Acer has officially unveiled a new lineup of budget notebooks, and it looks like the Taiwan-headquartered tech titan has Google Chromebooks in its crosshairs.
Microsoft first teased the new Acer Cloudbook laptops (not to be confused with the Everex CloudBook that launched in 2008) during a keynote speech at its Worldwide Partner Conference (WPC) in Orlando, Florida, last month — but few details were revealed until today.
The new Aspire One Cloudbook 11 and 14 machines will, of course, feature Microsoft’s latest Windows 10 operating system.
The Cloudbook 11 weighs 2.54lbs (1.15kg), sports an 11.6-inch display, and comes in 16GB and 32GB incarnations, which cost $170 and $190 respectively. It goes on sale in North America in August.
The Cloudbook 14, on the other hand, weighs in at 3.5lbs (1.6kg), sports a 14-inch display, and costs $200 for a 32GB version. There is also a 64GB version that doesn’t yet have a price tag –though it’s safe to assume it will cost around $20 more. This machine will go on sale in North America from September.

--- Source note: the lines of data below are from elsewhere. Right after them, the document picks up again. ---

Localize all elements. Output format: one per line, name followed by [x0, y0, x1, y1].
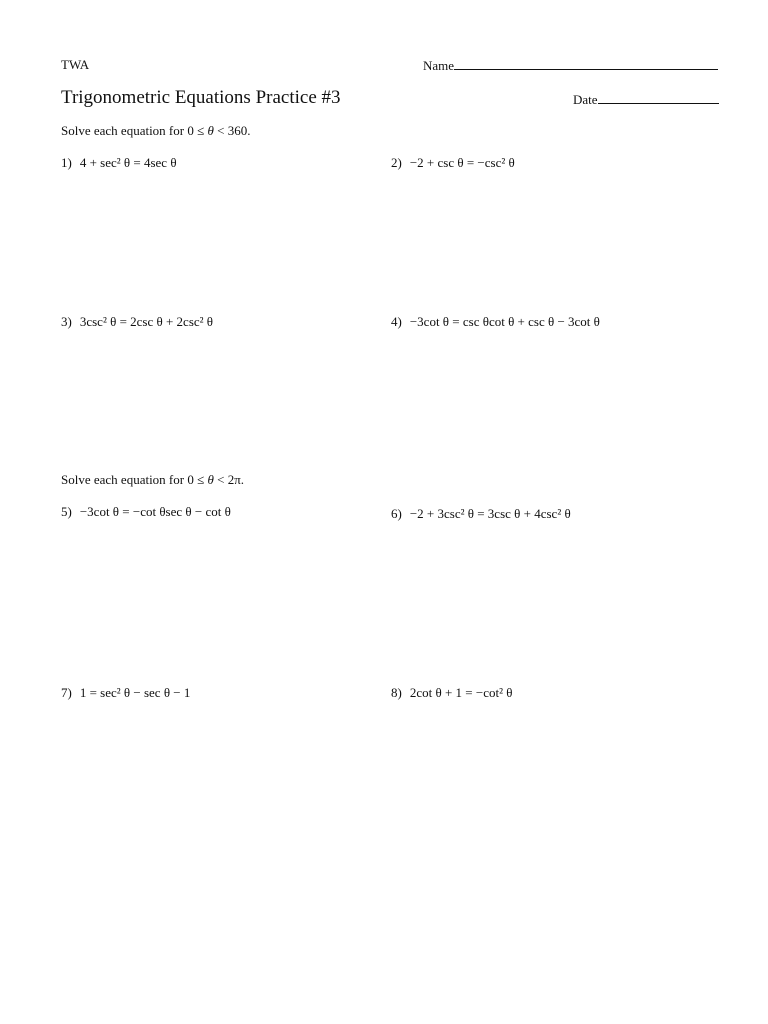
- problem-number: 6): [391, 506, 402, 521]
- problem-6: [391, 506, 571, 522]
- date-field[interactable]: [573, 91, 719, 108]
- problem-4: [391, 314, 600, 330]
- problem-number: 4): [391, 314, 402, 329]
- name-field[interactable]: [423, 57, 718, 74]
- problem-number: 8): [391, 685, 402, 700]
- date-label: Date: [573, 92, 598, 107]
- problem-equation: −2 + 3csc² θ = 3csc θ + 4csc² θ: [409, 506, 571, 521]
- problem-7: [61, 685, 190, 701]
- instruction-section-2: Solve each equation for 0 ≤ θ < 2π.: [61, 472, 245, 487]
- problem-number: 2): [391, 155, 402, 170]
- problem-number: 7): [61, 685, 72, 700]
- problem-number: 3): [61, 314, 72, 329]
- name-blank-line[interactable]: [454, 57, 718, 70]
- problem-number: 5): [61, 504, 72, 519]
- problem-equation: 3csc² θ = 2csc θ + 2csc² θ: [79, 314, 214, 329]
- problem-5: [61, 504, 231, 520]
- problem-equation: −3cot θ = csc θcot θ + csc θ − 3cot θ: [409, 314, 600, 329]
- problem-1: [61, 155, 177, 171]
- problem-3: [61, 314, 213, 330]
- instruction-section-1: Solve each equation for 0 ≤ θ < 360.: [61, 123, 251, 138]
- problem-8: [391, 685, 512, 701]
- course-label: TWA: [61, 57, 90, 72]
- problem-equation: 2cot θ + 1 = −cot² θ: [409, 685, 513, 700]
- problem-equation: 4 + sec² θ = 4sec θ: [79, 155, 177, 170]
- page-title: Trigonometric Equations Practice #3: [61, 87, 341, 108]
- problem-2: [391, 155, 515, 171]
- problem-equation: 1 = sec² θ − sec θ − 1: [79, 685, 191, 700]
- name-label: Name: [423, 58, 455, 73]
- date-blank-line[interactable]: [598, 91, 719, 104]
- problem-equation: −3cot θ = −cot θsec θ − cot θ: [79, 504, 231, 519]
- problem-equation: −2 + csc θ = −csc² θ: [409, 155, 515, 170]
- problem-number: 1): [61, 155, 72, 170]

Both Cloudbooks come with an Intel Celeron N3050 Dual-Core processor (1.6GHz with Turbo Boost up to 2.16GHZ), 2GB of DDR3L system memory, an HD (1366 x 768) 16:9 LED backlit display, 1x HDMI, 1 x USB 3.0, 1 x USB 2.0, 1 x SD Card port, and a Kensington lock slot for securing the machine to another physical object.
Given the limited on-board storage capacity, Acer is pitching the two machines as “online-oriented” — they’re all about the cloud. Indeed, Office 365 (Personal) and 1 terabyte (TB) of OneDrive online storage are bundled with the 32GB units, and with the 64GB models in some markets. A 100GB OneDrive voucher comes with the 16GB version.
However, it’s worth noting that the bundled storage and Office subscriptions are only valid for one year — after that, you’ll need to pay to continue using the services, something that Microsoft is banking on.
Even though Acer offers its very own branded Chromebooks, It’s clear the company is targeting Google’s stripped-down, cloud-focused laptops with this launch.
You can now get a Chromebook for as little as $150, so while Acer’s machines are marginally more expensive, they do come with the added benefit of being built on Windows — something that will appeal to the millions of people who are tethered to Microsoft’s app-based ecosystem. In which case, it might just be worth paying an extra $20 to $50.